Gideon was pretty sure that i
f he used Lydia’s Christian name, his own mother would roll over in her grave. Clotilde Gault had been a stickler for proper social customs and morés, and an unmarried gentleman did not take such liberties with an unmarried woman—even if she did spout on about the emancipation of women and the equality of the sexes.
“How can I help you, Miss Tomlinson?”
Her lips pursed, ever so slightly, but thankfully, she didn’t press him into dispensing with the formalities.
“The ladies have been discussing the rapid melting of the snow.”
She paused, clearly waiting for a reaction, so he offered a noncommittal, “Oh?”
“By our reckoning, it seems as if most of the drifts have wasted into nothing. If this continues, we’re worried that the standing puddles around the Dovecote will soon flood into the house.”
So, she did have a logical reason for her visit.
“Jonah Ramsey and I have been keeping our eye on the water levels—or we were until he took sick. If necessary, he’s given orders to dig a series of drainage ditches to the river.

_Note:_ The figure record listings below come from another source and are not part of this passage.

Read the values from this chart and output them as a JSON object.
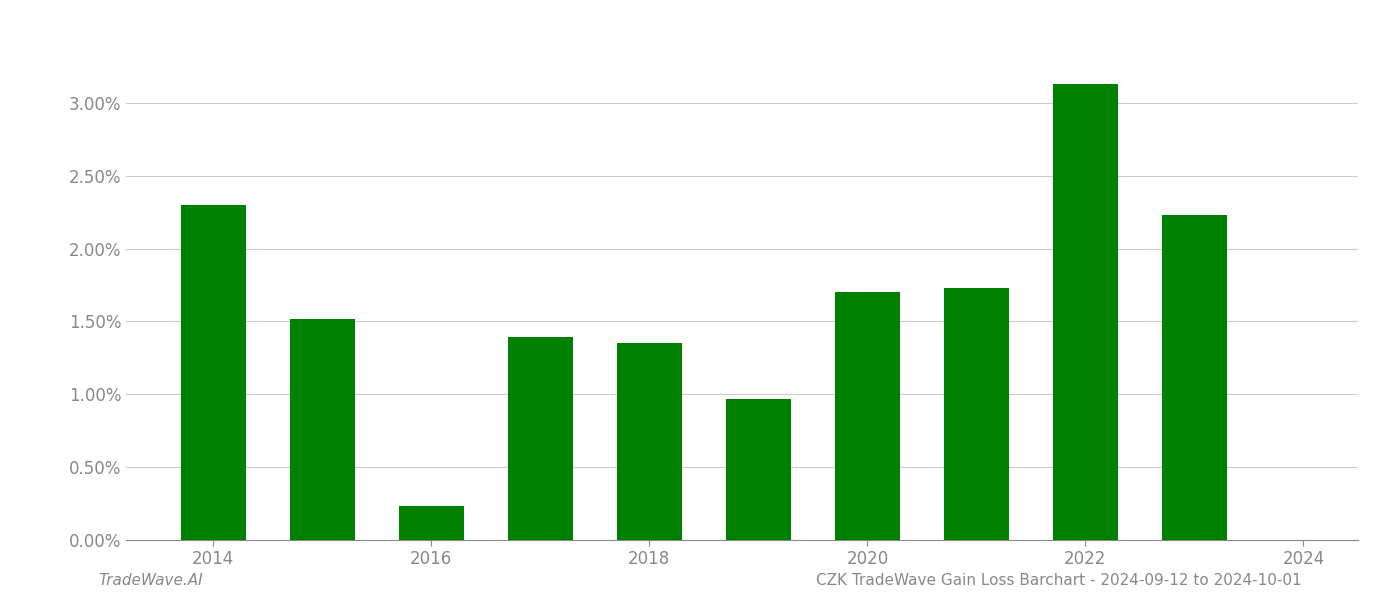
{
  "years": [
    2014,
    2015,
    2016,
    2017,
    2018,
    2019,
    2020,
    2021,
    2022,
    2023
  ],
  "values": [
    0.023,
    0.0152,
    0.0023,
    0.0139,
    0.0135,
    0.0097,
    0.017,
    0.0173,
    0.0313,
    0.0223
  ],
  "bar_color": "#008000",
  "bar_width": 0.6,
  "xlim": [
    2013.2,
    2024.5
  ],
  "ylim": [
    0,
    0.035
  ],
  "yticks": [
    0.0,
    0.005,
    0.01,
    0.015,
    0.02,
    0.025,
    0.03
  ],
  "xticks": [
    2014,
    2016,
    2018,
    2020,
    2022,
    2024
  ],
  "footer_left": "TradeWave.AI",
  "footer_right": "CZK TradeWave Gain Loss Barchart - 2024-09-12 to 2024-10-01",
  "footer_fontsize": 11,
  "grid_color": "#cccccc",
  "background_color": "#ffffff",
  "tick_label_color": "#888888",
  "axis_color": "#888888"
}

But at this point, such efforts would probably be premature. Here in the high Uinta mountain range, spring can be unpredictable. These high temperatures could give way to a Utah blizzard at a moment’s notice. I’ve seen the weather change from freezing cold to blazing heat, to snow, hail and rain, all within a single afternoon.”
Lydia looked skeptical, but she didn’t push the point. Instead, she said, “The women would be more than happy to help dig should the need arise. I know with the new tunnel that manpower has been spread thin.”
Gideon’s mouth opened, but for the life of him, he couldn’t think of anything to say. Somehow, he couldn’t bring to mind the image of Lydia or the other girls slogging through the mud with pickaxes and shovels, fashioning a trench that would stretch the hundred feet from the Dovecote to the Aspen River.
“I don’t think that will be necessary, Miss Tomlinson. I’m sure that the mining company could gather a crew should we need it.”
She nodded, then lapsed into silence. Her gaze roamed the room, taking in the utilitarian office.